Wie wichtig das für sie ist, wird auch an den vielen Passagen deutlich, in denen sie sich besorgt fragt, ob sie wohl noch ein ganzes Konzert lang stehen kann – seit einer Bestrahlung hat sie häufig Krämpfe im Fuß.

Fünf Jahre lang musste sie das Rampenlicht entbehren. „Während meiner Krankheit wollte ich mich nur verstecken, und das war ganz neu“, erzählt sie erstaunt. Die Sängerin war damals bereits eine Ikone des europäischen Pop. Ihre klare, markante Stimme wurde gefeiert, ihr Stil – androgyn und doch sexy, in Lederklamotten oder Anzügen, mit kurzen, weißblond gefärbten Haaren – kopiert. Jetzt musste Fredriksson starke Medikamente einnehmen. Sie wurde mehrmals operiert und bestrahlt, verlor zwischendurch ihre Fähigkeit zu sprechen, muss sich beim Laufen bis heute stützen lassen.

Auch schmerzhafte Einzelheiten erspart sie den Lesern nicht. Die Gamma-Knife-Strahlentherapie, bei der ihr eine Metallkrone auf den Kopf geschraubt wurde, etwa. Blut und Tränen liefen ihr übers Gesicht, und ihr Mann musste sich fast übergeben, als er sie zum ersten Mal so sah. Oder die Zeit, zu der ihr die Haare büschelweise ausfielen. Zu der sie aufgedunsen war und sich auf Fotos selbst nicht mehr erkannte, weil sie so viel Kortison einnehmen musste.

Das Comeback-Konzert war eine Katastrophe

Vieles liest sich quälend. Auch die Erzählungen vom ersten Konzert, zu dem Fredriksson sich im Jahr 2007 trieb. Sie wollte unbedingt wieder auf die Bühne, doch der Auftritt bei der „Night of the Proms“ in Antwerpen war eine Katastrophe. Fredriksson konnte sich die Texte ihrer Songs nicht merken, übte und übte und vergaß auf der Bühne doch die Hälfte. Ihr Bandpartner Per Gessle musste sie zu einem weiteren Lied überreden. Erst nach fünf Konzerten „war alles gut“, schreibt sie. Tatsächlich ging Roxette sofort danach auf Welttournee in 49 Länder.
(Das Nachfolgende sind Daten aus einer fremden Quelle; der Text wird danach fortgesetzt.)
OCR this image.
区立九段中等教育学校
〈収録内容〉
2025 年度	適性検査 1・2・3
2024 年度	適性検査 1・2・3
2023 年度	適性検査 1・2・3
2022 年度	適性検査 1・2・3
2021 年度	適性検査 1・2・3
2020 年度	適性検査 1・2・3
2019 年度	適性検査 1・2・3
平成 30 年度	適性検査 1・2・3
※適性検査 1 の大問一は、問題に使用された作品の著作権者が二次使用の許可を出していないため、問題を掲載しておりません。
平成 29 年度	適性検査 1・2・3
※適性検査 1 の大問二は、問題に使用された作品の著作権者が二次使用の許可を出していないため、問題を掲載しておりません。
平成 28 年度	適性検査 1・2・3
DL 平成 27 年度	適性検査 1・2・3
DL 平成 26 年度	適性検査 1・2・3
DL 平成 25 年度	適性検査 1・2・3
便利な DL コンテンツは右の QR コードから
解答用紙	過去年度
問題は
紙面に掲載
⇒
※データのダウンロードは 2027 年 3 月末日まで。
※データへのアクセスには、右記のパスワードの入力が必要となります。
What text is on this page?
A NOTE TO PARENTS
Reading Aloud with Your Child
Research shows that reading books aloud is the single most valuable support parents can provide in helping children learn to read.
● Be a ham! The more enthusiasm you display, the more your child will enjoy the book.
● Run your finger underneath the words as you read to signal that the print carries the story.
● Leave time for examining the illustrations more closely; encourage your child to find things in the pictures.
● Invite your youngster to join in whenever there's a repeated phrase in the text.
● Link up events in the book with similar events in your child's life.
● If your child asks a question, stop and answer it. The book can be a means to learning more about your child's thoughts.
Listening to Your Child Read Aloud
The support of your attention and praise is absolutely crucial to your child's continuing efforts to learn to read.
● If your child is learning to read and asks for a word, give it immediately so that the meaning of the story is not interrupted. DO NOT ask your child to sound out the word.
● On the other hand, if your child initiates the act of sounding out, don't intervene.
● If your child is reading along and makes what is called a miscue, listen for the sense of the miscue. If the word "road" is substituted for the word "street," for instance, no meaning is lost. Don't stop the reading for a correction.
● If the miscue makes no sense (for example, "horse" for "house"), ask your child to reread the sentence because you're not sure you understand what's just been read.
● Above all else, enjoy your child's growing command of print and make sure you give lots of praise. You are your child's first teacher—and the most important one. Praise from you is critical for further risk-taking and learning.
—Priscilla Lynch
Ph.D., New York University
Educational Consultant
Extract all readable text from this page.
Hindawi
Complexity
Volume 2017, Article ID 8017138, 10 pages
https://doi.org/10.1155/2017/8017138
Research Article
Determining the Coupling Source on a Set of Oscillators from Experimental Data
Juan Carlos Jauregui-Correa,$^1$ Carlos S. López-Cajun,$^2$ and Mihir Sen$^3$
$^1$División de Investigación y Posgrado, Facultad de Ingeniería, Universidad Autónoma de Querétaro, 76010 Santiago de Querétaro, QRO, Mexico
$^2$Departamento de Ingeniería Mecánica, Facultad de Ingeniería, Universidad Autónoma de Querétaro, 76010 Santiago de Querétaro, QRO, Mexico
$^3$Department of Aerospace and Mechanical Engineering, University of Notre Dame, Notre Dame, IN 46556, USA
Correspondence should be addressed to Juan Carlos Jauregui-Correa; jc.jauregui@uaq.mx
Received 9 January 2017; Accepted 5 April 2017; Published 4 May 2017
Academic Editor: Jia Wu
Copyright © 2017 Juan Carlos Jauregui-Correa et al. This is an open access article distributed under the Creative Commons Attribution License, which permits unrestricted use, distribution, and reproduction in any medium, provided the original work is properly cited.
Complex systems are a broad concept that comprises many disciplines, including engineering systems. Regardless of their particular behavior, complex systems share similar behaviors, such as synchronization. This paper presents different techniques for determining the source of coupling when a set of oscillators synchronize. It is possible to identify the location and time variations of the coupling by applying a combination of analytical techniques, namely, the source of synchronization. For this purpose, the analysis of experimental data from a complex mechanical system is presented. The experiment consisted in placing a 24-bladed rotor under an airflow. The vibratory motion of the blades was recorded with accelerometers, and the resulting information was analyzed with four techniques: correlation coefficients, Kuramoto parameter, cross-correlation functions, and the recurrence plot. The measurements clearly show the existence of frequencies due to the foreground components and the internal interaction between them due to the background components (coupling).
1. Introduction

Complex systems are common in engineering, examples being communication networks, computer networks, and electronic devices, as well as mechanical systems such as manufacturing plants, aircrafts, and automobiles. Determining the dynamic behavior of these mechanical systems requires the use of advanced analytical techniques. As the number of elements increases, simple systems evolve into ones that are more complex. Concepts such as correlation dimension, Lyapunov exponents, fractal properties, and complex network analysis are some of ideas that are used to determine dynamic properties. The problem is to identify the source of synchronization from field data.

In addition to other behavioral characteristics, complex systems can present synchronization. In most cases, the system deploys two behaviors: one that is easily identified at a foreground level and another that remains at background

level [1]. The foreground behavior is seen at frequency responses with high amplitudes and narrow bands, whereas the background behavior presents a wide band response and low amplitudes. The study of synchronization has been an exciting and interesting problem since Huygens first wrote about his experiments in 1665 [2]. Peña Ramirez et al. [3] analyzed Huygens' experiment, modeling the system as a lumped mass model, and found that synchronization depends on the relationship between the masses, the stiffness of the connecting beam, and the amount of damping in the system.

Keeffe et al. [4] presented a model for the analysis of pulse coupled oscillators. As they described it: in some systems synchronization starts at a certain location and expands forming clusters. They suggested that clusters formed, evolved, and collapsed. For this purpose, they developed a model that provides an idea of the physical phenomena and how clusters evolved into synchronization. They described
Die Gedächtnisprobleme aber blieben. Bis heute hat Fredriksson Schwierigkeiten, sich die Texte der Lieder zu merken, die sie schon Tausende Male gesungen hat. In späteren Jahren trat sie oft, auf einem Hocker sitzend, auf, weil der Fuß nicht mehr mitspielte. Offenbar war es das wert. Das Gefühl, auf der abgedunkelten Bühne zu stehen und den Jubel zu hören, sagt sie, sei „das Wunderbarste, das es gibt“.

FILE - Singer Marie Fredriksson and guitarist Per Gessle from the band Roxette on stage during a concert in the Lanxess Arena in Cologne, Germany, 24 June 2015. Photo: Henning Kaiser/dpa (zu dpa "Albumbesprechung "Kleiner Trost? Roxette nach Tour-Absage mit neuem Album" vom 31.05.2016) +++(c) dpa - Bildfunk+++ | Verwendung weltweit
Einer der letzten gemeinsamen Auftritte: Roxette im Frühjahr 2015 in Köln. Marie Fredriksson singt im Sitzen, da sie nicht mehr lange Zeit stehen kann
Quelle: picture alliance / dpa

Das Ende des Buches war vermutlich anders geplant. Dem letzten Kapitel über ein bewegendes Konzert im Stockholmer Regen wurde ein Nachwort angefügt. Darin erzählt Fredriksson, dass sie nie wieder auf Tournee gehen wird. Im Frühling 2016 war sie schwer gestürzt. Dem Stress so vieler Auftritte sei sie nicht mehr gewachsen.

Sie habe ihre Freude am Leben nicht verloren, schreibt sie, sie sitze gern in der Sonne und sei dankbar für die Liebe zu ihrer Familie. Doch nach diesem Buch weiß der Leser: Das war es noch nicht. Marie Fredriksson kann nicht einfach Pause machen. Schon hat sie sich ein nächstes Projekt vorgenommen. Sie will wieder richtig gehen lernen. Dafür hat sie sich eine Schiene anpassen lassen. Aus schwarzem Leder.